Oct 062009
 

Versiune în română

About two years ago Bucharest’s water supply company, “Apa Nova”, initiated a social advertising campaign titled “Why we love Bucharest”, meant to make the citizens of Bucharest feel a little better about living in this crazy and chaotic city. As part of their campaign there were signs posted all over the city reading “This is where I went to my first party”, “The street where I first kissed Ana” or “The street where I rode my first bicycle” etc. Some of these ads actually looked like street signs and a friend told me that he saw a pair of confused Germans tourists trying to find the “Street where my grandma lived” on a map – without being successful, of course 🙂 I liked the campaign and meant to photograph some of the signs but I was away from Bucharest for some time and when I returned the campaign was over and the signs were removed. But yesterday I was strolling on Ştirbei Vodă Street and run into this sign, left here probably from two years ago.
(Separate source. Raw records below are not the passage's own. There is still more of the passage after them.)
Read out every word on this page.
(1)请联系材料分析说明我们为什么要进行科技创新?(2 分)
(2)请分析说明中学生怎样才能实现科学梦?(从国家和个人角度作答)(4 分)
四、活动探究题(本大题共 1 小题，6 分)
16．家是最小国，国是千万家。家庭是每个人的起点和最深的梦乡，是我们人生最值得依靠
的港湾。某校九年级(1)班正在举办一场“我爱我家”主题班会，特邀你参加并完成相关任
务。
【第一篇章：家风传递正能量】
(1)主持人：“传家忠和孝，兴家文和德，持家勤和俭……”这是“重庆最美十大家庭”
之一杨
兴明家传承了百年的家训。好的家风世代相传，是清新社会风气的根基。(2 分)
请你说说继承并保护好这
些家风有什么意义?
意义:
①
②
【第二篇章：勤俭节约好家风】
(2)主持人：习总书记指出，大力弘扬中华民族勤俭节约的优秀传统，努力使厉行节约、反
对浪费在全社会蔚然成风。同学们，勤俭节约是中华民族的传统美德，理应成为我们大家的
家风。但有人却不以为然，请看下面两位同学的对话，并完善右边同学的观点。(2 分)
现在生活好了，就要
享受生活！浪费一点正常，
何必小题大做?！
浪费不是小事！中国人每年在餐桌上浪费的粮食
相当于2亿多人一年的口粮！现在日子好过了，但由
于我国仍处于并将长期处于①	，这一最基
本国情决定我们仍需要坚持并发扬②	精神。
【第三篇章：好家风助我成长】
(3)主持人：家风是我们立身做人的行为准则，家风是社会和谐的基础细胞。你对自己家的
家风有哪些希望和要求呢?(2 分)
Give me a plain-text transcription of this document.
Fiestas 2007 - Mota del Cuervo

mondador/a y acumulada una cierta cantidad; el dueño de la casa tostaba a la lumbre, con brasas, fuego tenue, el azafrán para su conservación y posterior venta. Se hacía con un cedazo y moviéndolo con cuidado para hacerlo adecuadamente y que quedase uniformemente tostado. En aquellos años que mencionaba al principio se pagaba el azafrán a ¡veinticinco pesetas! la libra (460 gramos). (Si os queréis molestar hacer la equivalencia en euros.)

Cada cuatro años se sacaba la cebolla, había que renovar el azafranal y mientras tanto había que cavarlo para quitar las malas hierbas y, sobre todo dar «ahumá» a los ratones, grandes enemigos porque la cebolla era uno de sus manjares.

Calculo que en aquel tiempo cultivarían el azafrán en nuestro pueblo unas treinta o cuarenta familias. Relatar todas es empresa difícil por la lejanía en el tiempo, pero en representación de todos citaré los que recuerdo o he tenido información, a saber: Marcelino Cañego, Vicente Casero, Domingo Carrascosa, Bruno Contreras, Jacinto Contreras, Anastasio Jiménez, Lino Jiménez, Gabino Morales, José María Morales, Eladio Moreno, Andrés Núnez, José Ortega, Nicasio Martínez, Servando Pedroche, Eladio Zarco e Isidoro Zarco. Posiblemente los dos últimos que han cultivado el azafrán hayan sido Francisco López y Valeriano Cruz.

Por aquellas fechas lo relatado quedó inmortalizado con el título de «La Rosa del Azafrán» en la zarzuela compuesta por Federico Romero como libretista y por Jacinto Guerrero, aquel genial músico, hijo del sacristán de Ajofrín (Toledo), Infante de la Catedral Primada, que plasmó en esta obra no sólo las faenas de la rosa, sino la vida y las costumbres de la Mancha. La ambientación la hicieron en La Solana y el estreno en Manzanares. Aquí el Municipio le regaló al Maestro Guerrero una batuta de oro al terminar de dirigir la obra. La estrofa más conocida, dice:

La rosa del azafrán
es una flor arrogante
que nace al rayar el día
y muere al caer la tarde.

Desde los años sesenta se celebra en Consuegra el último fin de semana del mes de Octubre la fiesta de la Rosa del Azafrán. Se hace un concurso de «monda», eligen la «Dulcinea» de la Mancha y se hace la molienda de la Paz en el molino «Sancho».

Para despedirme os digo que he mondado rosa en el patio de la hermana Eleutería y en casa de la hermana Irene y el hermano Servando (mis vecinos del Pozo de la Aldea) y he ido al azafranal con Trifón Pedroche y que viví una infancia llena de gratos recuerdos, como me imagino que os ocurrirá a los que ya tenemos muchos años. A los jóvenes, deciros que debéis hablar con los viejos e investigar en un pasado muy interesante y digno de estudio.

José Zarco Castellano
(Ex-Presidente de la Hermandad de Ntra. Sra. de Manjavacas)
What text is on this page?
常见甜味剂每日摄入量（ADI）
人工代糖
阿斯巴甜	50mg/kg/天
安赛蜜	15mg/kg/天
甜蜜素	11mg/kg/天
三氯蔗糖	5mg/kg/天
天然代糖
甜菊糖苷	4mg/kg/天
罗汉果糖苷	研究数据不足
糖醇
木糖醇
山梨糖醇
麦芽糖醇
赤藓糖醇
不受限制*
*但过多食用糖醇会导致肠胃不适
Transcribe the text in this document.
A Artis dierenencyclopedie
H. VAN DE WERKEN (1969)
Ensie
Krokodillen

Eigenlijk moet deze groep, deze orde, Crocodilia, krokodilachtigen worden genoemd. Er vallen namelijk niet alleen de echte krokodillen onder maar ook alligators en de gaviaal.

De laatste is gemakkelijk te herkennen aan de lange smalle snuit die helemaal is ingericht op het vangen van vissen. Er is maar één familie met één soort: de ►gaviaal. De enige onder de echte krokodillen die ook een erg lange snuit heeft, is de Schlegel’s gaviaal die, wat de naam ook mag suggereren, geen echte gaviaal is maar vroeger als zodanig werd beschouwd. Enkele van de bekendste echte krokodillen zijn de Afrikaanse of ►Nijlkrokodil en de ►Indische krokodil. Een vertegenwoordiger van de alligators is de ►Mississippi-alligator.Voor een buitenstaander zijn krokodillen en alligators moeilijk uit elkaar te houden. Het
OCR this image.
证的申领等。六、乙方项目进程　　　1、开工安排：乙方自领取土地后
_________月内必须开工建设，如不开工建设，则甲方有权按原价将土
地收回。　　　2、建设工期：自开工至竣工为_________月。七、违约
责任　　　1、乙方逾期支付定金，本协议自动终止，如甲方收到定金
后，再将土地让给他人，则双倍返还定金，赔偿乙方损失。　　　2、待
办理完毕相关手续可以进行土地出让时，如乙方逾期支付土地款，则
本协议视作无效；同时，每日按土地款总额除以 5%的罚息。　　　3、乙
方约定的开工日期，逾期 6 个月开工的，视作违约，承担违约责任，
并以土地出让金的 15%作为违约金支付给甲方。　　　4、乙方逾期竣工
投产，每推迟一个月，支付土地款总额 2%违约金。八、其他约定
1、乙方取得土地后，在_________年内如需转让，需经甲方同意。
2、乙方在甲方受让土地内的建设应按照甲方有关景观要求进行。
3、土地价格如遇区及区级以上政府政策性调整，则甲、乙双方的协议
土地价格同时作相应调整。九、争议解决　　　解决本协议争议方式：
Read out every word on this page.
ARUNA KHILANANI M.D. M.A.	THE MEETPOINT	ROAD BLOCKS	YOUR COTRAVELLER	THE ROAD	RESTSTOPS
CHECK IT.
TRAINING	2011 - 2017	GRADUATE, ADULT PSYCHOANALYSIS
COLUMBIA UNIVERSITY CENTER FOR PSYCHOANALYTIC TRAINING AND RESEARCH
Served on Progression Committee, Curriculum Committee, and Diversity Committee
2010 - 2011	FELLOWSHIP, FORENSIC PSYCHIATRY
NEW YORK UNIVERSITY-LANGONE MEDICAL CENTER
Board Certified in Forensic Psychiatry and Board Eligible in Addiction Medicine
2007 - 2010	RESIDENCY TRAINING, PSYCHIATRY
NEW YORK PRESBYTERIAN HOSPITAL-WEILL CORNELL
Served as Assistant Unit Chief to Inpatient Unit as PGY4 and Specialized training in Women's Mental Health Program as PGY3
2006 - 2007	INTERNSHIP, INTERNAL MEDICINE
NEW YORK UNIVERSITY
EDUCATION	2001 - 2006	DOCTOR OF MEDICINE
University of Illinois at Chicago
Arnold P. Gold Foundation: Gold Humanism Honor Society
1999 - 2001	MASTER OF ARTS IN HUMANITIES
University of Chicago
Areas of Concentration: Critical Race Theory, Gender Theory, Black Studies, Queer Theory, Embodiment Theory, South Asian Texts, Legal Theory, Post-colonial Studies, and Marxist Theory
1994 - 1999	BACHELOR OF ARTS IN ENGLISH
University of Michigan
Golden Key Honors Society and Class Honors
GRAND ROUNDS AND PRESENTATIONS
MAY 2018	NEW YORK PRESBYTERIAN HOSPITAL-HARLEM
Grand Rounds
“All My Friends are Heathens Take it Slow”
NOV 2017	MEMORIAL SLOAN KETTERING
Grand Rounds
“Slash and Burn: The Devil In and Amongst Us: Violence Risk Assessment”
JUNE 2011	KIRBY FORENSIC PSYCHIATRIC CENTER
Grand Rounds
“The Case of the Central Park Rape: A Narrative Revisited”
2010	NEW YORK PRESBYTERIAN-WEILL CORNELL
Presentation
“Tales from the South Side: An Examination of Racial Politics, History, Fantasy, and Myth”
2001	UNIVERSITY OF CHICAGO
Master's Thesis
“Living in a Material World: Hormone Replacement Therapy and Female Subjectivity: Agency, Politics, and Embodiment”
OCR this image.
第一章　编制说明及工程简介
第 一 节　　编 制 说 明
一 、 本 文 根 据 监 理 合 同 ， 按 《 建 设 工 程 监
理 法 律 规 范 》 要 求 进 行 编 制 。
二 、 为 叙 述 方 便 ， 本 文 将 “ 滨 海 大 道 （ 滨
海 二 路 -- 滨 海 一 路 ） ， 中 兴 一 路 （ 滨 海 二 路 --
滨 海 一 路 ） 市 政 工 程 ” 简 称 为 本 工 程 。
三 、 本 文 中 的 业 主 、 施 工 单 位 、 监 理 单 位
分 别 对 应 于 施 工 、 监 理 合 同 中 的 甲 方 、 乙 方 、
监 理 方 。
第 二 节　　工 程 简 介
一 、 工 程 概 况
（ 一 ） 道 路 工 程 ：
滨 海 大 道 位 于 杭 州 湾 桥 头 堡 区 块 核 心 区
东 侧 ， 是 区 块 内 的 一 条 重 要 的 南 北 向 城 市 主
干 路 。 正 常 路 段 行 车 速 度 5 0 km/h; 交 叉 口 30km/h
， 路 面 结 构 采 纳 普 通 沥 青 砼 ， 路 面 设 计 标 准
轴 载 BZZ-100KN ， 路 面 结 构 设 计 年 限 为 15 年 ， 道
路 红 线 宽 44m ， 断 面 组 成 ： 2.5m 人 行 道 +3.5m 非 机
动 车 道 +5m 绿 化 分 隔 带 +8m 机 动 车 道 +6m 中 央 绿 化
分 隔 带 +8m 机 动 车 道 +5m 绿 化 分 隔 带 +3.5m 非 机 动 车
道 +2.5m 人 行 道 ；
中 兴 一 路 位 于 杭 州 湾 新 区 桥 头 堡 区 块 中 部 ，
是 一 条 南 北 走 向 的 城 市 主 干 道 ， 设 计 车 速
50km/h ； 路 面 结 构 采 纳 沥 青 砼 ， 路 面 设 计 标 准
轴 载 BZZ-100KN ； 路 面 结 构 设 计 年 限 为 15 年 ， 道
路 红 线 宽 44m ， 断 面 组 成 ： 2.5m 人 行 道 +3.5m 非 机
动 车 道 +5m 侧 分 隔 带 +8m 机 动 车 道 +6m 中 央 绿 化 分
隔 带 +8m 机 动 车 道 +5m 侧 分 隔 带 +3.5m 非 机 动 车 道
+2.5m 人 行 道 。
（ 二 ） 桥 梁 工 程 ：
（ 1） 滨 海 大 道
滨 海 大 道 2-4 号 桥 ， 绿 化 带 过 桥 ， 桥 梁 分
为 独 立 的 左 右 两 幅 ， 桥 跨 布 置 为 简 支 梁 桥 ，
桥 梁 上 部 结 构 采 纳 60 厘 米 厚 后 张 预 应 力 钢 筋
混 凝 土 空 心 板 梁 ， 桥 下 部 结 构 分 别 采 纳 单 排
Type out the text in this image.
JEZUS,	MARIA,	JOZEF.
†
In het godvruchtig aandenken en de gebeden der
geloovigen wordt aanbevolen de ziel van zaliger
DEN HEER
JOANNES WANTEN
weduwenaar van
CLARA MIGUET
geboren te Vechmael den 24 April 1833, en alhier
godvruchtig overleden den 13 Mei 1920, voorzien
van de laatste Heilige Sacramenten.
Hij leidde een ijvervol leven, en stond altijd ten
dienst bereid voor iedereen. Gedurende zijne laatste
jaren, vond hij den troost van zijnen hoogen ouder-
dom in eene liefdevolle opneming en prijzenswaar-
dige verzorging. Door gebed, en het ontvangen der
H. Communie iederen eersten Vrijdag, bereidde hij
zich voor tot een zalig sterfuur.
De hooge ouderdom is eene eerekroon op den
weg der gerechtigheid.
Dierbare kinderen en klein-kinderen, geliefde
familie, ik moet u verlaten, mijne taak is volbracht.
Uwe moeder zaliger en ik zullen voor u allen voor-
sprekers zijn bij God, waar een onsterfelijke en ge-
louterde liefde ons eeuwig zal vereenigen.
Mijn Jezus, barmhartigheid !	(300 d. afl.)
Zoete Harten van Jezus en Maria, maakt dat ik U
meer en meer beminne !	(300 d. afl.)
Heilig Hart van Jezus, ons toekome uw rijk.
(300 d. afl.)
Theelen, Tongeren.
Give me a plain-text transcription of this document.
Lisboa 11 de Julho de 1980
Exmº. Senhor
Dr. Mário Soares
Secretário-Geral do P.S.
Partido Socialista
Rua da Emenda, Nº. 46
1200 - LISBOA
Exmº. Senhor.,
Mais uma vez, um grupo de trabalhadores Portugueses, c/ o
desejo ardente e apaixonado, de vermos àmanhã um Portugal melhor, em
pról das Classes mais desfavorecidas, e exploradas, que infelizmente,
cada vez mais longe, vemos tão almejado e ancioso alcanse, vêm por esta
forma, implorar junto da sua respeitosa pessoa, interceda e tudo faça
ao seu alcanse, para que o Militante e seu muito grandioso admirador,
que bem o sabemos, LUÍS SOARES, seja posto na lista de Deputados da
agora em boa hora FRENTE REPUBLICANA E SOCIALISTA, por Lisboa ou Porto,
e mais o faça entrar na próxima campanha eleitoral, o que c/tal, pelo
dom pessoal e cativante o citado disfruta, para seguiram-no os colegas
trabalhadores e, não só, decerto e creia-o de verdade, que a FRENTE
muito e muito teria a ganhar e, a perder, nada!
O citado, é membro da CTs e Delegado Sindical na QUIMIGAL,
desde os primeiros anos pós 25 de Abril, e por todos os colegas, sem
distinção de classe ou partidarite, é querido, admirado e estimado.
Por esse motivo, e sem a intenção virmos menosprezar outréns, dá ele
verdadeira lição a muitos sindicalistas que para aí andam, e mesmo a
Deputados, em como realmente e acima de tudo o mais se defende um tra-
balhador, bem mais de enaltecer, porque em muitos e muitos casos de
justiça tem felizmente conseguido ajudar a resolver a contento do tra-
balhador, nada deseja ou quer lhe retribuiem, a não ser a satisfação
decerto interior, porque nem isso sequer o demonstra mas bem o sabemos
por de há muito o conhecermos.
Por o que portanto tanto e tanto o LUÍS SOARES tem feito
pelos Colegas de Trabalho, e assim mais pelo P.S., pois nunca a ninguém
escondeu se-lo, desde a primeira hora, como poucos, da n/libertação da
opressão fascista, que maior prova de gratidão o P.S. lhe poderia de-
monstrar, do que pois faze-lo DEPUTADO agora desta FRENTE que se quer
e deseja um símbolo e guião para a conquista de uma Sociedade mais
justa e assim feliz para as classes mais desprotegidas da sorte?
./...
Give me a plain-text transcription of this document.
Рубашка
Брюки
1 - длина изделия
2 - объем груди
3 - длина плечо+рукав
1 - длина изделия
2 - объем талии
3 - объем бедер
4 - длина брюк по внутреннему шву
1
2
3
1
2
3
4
The sign reads “The way to my high school”.

  7 Responses to “Why we love Bucharest”

  1. This is funny and a good idea, if it worked I am not able to say!

  2. I don't know if it worked, most of the people I know like to complain about living here. But Romanians like to criticize in general and you don't have to believe everything they're saying 🙂

  3. Haha! I guess it would be a problem if you were a tourist and didn't understand the signs were part of a campaign to foster civic pride.

  4. The first thing that comes to my mind is, why the heck does a private water supply company start such an image campaign for Bucharest? What's their benefit in this? I would have expected this from the city council. This is a sweet idea, though.

  5. To be honest, I have no idea what they gain by it. Probably advertising opportunities and maybe some tax cuts? I know they are also involved in some environmental programs.

  6. Not sure if this is relevant, but maybe…..
    Ocazie prima, odata – Bucureşti
    Bob Jarvis

    I landed at Otopeni Airport in the dark cold of a Sunday night and, advised by a fellow traveller with a ten hour train journey ahead of him to Iasi not to trust the taxi drivers , sought the 7 lei bus trip into the city from the basement of the domestic arrivals terminal . I had arrived in Romania :‘Beware – the mafia will rob you, the gypsies stab you and the wild dogs eat your body’

    As my bus crawled along the blue Christmas lit tree lined outer arterial where new apartment blocks covered in agents’ boards were spaced between retail ‘outlets’ , through the dark parklands of Baneasa and towards the Arc de Triumf (the first recognisable landmark – except that its in the centre of a huge gyratory) and then along boulevards of jugendstyl villas, and past the dark six storey blocks of department stores and flats I could have been in Lille or Lyon. Except the next stop indicator now read ‘Piata 21 Dec 1989 / Metro Universitatii’ – and if you know anything about recent Romania ‘21 Dec 1989’ is a date you don’t forget. And just to prove this is the new post Ceausescu Romania a huge electric Christmas tree is gradually changing colour at its centre.

    Daylight, a grey even cold grey drizzle daylight, confirmed the eclectic fragmented collage that is post modern post communist Bucureşti. Outside my restored two star suite in a one star hotel (‘Roman Style’ with two balconies) a 1960’s concrete frame office butted into a converted French grande maison and on the corner an unfinished swoop of exaggerated curved purple steel cut through the flapping sheeting of an unfinished speculation above the row of one room, one light bulb, one loaf of bread corner shops – the history of the city before I’d even started out
    In three, snowy days – not that -8 degrees and about 15cms. of snow did much to stop the traffic despite ungritted roads (raising questions of corruption on the local TV) – it was only possible to see a fraction of the city, but still it confirmed that first balcony impression of (and reinforced my love for) this crazy collage of a city. For that is what it is : Rowe and Koetter’s theory made real twenty five years after it was written, combined with a discarded set for Blade Runner

    Can such a place as Bucureşti, have such a fragile spirit as the genius loci when its been : transformed out of a trading post in the 19th century; made into the ‘Paris of the East’ in the 1920’s; the model of rationalist state communism in the 1950’s ; a megalomaniac’s dream in the 1970’s; and now in the grip of free market expressionism (with some token conservation) ; and if I read between the lines of my budget airline magazine and my Thomas Cook City Spot Guide :‘lets be honest, you probably aren‘t coming for the sights. Instead most people come for the energy ….the skyscrapers that appear from nowhere and the trendy night spots that attract the finest DJ‘s in the world’ – the next international party city ?

    The combination between the unfettered dynamism of commercial and speculative development, the relatively new planning system and the fragility of the historic townscape suggests a metaphor somewhere between riding a rodeo steer and a bull in a china shop. But I want to be there.

  7. Anonymous (Bob Jarvis): I would say this is the best portrait of Bucharest I've read in a while. A crazy collage with a lot of energy. Great writing.